Tuesday, March 22, 2011

Emily Dickinson's "If I can stop one heart from breaking"

I read the poem "If I can stop one heart from breaking" by Emily Dickinson. I believe this poem is about Emily wanting to be able to use her writing to influence other people. Because she writes a lot about her own personal heartbreaks and problems, it would make sense that she wants to be able to use her writing to keep someone else from having their own heart broken. People always want to impart their own knowledge to people.
She also uses the symbolism of a bird falling out of its nest as a symbol of helping someone who is afflicted in the following lines:
"If I can ease one life the aching,
Or cool one pain,
Or help one fainting robin
Unto his nest again,
I shall not live in vain."
So basically this poem is talking about how she wants to be able to help people who are wounded to get back into their "nest" or the place that they belong. When a bird falls out of its nest it is unable to get back into it by itself because usually it is only a baby bird that falls out of the nest. Sometimes they are injured and unable to get back up, so if they do not have help they cannot. So Emily Dickinson is saying that if she can assist anyone in getting back where they belong like that, she will consider her life worthwhile.

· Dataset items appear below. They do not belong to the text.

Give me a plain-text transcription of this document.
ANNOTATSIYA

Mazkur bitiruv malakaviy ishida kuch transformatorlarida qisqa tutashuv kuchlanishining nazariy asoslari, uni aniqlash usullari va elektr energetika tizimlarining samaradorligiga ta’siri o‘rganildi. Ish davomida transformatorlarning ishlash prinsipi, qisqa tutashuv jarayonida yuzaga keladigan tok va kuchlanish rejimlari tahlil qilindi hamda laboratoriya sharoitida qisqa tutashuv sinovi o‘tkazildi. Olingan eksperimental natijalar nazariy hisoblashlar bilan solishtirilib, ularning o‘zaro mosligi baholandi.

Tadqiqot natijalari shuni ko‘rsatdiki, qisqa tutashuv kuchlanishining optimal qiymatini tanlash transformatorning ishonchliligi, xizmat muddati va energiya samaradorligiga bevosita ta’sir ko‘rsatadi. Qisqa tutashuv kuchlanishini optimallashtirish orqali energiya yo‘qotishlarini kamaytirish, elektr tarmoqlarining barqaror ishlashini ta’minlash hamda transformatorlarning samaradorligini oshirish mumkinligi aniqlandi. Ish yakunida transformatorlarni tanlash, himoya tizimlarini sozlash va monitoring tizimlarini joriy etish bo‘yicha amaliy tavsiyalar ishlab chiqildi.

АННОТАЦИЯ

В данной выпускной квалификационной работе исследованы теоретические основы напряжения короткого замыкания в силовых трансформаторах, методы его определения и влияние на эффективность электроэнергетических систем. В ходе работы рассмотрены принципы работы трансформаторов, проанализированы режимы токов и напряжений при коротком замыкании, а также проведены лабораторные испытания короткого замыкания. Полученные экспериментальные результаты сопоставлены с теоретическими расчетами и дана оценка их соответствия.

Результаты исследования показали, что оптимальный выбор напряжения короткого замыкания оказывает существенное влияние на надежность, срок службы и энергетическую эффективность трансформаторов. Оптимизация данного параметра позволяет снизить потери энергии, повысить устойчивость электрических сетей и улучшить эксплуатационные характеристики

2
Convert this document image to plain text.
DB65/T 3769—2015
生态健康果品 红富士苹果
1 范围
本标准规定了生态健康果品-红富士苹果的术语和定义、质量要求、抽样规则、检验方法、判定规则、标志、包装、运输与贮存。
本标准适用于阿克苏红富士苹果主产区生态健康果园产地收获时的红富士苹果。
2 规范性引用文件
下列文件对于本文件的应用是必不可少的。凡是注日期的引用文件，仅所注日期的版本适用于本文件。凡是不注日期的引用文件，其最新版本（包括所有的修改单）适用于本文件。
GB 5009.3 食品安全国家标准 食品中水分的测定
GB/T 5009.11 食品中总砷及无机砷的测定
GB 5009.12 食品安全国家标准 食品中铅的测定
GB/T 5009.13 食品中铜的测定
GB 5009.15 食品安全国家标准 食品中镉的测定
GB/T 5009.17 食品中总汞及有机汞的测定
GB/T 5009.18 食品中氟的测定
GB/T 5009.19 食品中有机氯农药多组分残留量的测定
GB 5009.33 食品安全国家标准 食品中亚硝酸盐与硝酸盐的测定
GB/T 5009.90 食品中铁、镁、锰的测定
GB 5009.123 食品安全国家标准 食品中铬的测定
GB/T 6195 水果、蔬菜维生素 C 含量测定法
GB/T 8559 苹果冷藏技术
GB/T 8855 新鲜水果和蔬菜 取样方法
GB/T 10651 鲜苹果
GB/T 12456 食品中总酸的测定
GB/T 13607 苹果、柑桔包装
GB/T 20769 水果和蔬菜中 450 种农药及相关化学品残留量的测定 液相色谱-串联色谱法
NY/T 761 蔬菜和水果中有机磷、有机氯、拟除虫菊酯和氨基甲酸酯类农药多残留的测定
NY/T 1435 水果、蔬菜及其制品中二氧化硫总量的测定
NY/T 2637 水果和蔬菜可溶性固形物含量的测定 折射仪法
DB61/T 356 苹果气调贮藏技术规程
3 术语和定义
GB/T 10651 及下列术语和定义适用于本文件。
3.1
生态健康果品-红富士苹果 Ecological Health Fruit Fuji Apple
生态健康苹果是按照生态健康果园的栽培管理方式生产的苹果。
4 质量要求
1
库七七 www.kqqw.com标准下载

This is an important life lesson in my opinion. So many people want to spend their lives changing the entire world. But for some people, that just is not in the cards for them. So the ability to consider helping a single person to be a worthwhile venture is important. Because even if you are not literally changing the world, if you change one person's hold world it is in essence the same thing. I think this is the main idea of the whole poem, and it is a good one.